The delegates also elected two Modesto High School seniors to the six-member leadership team. Ryan McCoon is treasurer and Brad Mendes is reporter, responsible for chronicling FFA activities.
Starting in June, the officers will live at the state headquarters in Galt. FFA will cover their living expenses. They all will put off college for a year.
The officers will do plenty of traveling -- to train other leaders in California, to take part in national events, and to meet with people in government and business. Kristen and her vice president will go to Washington, D.C., in July for a conference that includes a meeting with another president, George W. Bush.
This kind of leadership experience is as much a part of FFA as learning to raise cows, grow fruit or fix a tractor.
Kristen, who lives on a small rural parcel near Escalon, has gravitated toward leadership roles. She has taken part in public speaking competitions and other tests of communication skills. She has served as president of the Escalon chapter of FFA and at the section and region levels.
"Kristen has a genuine passion and love for the FFA," said Stacy Ingalls, one of the Escalon advisers. "People don't look at her and see the cows-and-plows farmer, but they see her as a leader."

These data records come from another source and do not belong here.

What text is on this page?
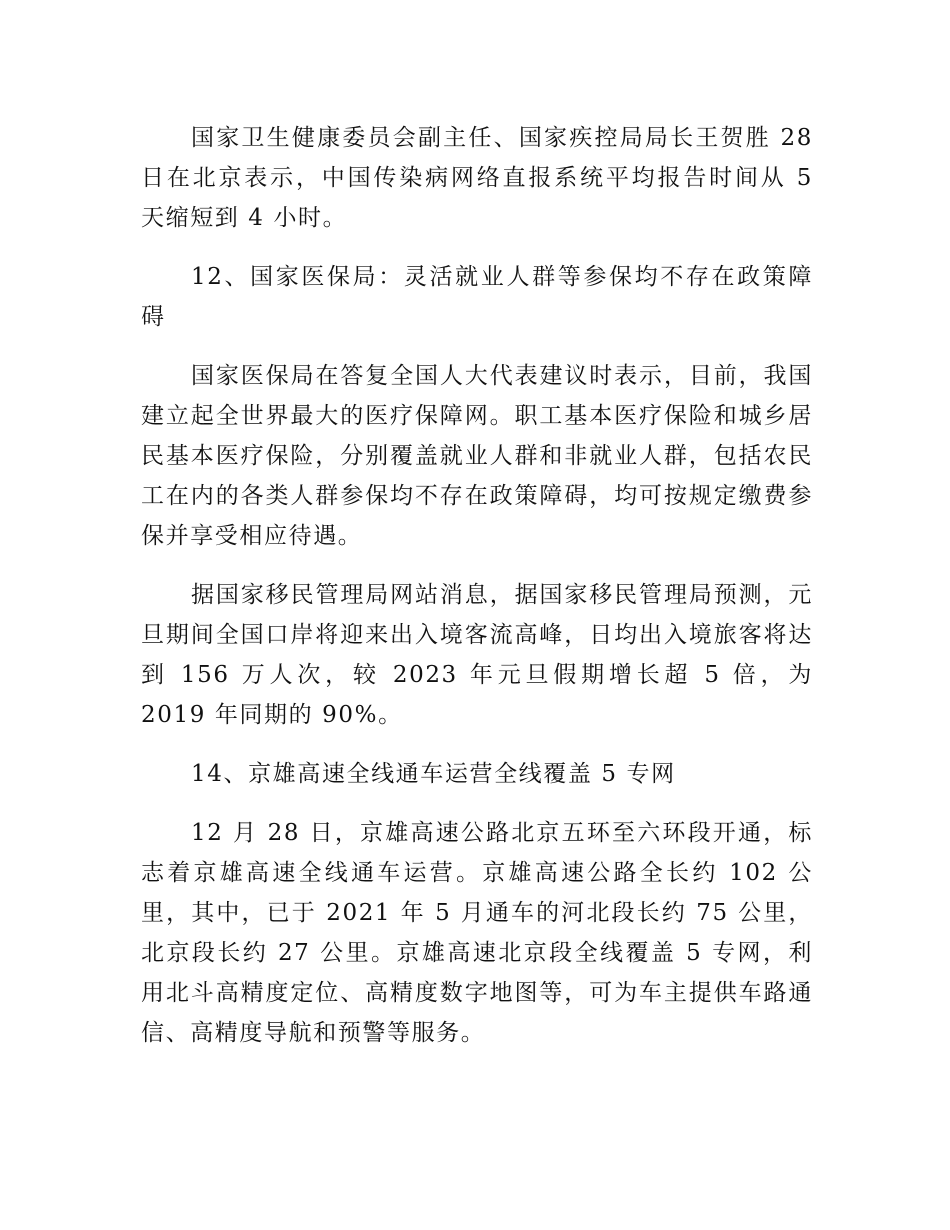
国家卫生健康委员会副主任、国家疾控局局长王贺胜 28 日在北京表示，中国传染病网络直报系统平均报告时间从 5 天缩短到 4 小时。

12、国家医保局：灵活就业人群等参保均不存在政策障碍

国家医保局在答复全国人大代表建议时表示，目前，我国建立起全世界最大的医疗保障网。职工基本医疗保险和城乡居民基本医疗保险，分别覆盖就业人群和非就业人群，包括农民工在内的各类人群参保均不存在政策障碍，均可按规定缴费参保并享受相应待遇。

据国家移民管理局网站消息，据国家移民管理局预测，元旦期间全国口岸将迎来出入境客流高峰，日均出入境旅客将达到 156 万人次，较 2023 年元旦假期增长超 5 倍，为 2019 年同期的 90%。

14、京雄高速全线通车运营全线覆盖 5 专网

12 月 28 日，京雄高速公路北京五环至六环段开通，标志着京雄高速全线通车运营。京雄高速公路全长约 102 公里，其中，已于 2021 年 5 月通车的河北段长约 75 公里，北京段长约 27 公里。京雄高速北京段全线覆盖 5 专网，利用北斗高精度定位、高精度数字地图等，可为车主提供车路通信、高精度导航和预警等服务。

Jennifer Terpstra, another adviser, agreed.
"It's been her personal endeavor to educate people about agriculture," she said.
The Escalon chapter has about 350 members, about a third of the student body, one of the highest participation rates in the state.
The state officer election came near the end of a five-day gathering at Selland Arena in Fresno.
The 60 candidates were winnowed to 12 by a nominating committee after a series of interviews, speeches and other tests. The candidates did not know what offices the committee had designated them for until late in the process.
The final vote was by two delegates from each of the state's 300-plus chapters. The winners were announced amid the glare of spotlights and the cheers of the crowd.
"It was very exciting, the most exciting time in my life," Kristen said. "I've grown immensely just from the experience and having to deal with the stress."
The new president said she wants FFA members to know about the challenges for agriculture, such as climate change, water supplies and immigration.
She also noted the state's shortage of ag teachers but said FFA is thriving nonetheless.
"I do feel right now that we have a lot of strong and knowledgeable students who are going to pursue ag careers," she said.